Affiliations: Department of Mechanical Science and Engineering, University of Illinois at Urbana-Champaign, Urbana, IL, USA | College of Medicine, University of Illinois at Urbana-Champaign, Urbana, IL, USA
Note: [] Address for correspondence: Dr. Mark A. Shannon, University of Illinois at Urbana-Champaign, 1206 W. Green St., Urbana, IL 61801, USA. Tel.: +1 217 244 1545; Fax: +1 217 333 1942; E-mail: [email protected].
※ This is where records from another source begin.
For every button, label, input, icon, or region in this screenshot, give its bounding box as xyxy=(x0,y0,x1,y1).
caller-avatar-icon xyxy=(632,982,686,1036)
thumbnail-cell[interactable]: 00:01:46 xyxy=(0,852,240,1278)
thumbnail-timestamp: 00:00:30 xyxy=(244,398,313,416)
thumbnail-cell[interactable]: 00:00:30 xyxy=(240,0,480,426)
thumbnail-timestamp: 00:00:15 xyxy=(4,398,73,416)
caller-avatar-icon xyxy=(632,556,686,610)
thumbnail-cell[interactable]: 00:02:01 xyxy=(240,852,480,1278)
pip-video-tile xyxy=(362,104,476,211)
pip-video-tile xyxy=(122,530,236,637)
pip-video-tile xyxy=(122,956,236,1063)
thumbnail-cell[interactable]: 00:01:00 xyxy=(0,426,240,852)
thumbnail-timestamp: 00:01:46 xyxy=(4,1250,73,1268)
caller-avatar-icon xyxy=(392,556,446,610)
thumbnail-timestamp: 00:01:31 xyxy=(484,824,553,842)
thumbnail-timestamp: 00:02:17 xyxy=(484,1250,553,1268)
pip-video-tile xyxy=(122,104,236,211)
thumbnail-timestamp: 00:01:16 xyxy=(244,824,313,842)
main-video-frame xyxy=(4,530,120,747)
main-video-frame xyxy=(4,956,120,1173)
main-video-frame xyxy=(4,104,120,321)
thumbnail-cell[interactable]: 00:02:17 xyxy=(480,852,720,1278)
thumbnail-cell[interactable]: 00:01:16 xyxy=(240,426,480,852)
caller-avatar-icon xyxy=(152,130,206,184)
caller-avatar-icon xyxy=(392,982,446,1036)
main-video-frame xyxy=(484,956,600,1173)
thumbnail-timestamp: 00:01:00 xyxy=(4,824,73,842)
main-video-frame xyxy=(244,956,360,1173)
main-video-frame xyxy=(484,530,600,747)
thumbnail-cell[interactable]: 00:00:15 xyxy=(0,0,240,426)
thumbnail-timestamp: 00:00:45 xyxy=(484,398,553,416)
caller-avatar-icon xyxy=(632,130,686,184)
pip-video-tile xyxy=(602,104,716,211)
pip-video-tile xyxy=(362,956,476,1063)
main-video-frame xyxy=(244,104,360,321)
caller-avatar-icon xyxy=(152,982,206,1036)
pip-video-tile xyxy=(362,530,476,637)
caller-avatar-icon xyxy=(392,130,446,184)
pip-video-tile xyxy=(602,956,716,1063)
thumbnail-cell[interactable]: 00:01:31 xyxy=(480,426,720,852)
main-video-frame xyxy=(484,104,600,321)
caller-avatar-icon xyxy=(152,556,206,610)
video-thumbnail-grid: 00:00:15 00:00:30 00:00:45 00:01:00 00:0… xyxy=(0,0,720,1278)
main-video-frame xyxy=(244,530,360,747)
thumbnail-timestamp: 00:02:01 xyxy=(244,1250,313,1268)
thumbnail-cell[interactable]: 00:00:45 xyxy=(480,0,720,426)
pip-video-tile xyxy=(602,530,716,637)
Abstract: Sheets of normal human epidermal keratinocytes (NHEKs) were reconstituted in vitro on tensed but highly compliant, freestanding polydimethylsiloxane (PDMS) membranes, 5.0 mm in diameter and 10 μm thick. NHEK-PDMS composite diaphragm (CD) specimens were then subjected to cyclical axisymmetric inflation tests to investigate epithelial sheet rheology under conditions of physiologically severe deformations (~50% nominal polar biaxial strains). Because the compliance of the specially formulated PDMS membrane was greater than that of the attached cell layer, the finite load-deformation behavior (mechanical response) of the living NHEK sheet was inferred from differences between the mechanical behavior of the CD specimen and the response of the underlying PDMS membrane measured prior to cell culture. In these composite diaphragm inflation (CDI) experiments, interconnected NHEKs exhibited rheological behaviors that were suggestive of a viscoelastic–plastic stress response. Remarkably, specimens returned to quiescent culture following a sequence of inflation tests recovered at least 80% of their original ability to store elastic strain energy, evidence of biological adaptation and recovery or restitutio ad integrum. Unlike methodologies that assay the morphological or biochemical response of cultured cells to an applied mechanostimulus, CDI experiments can be used to probe the load-bearing functions of desmosomes and adherens junctions within a living epithelial sheet, as well as to assess the rheological behaviors of the intermediate filament and microfilament networks that these cell–cell junctions serve to interconnect.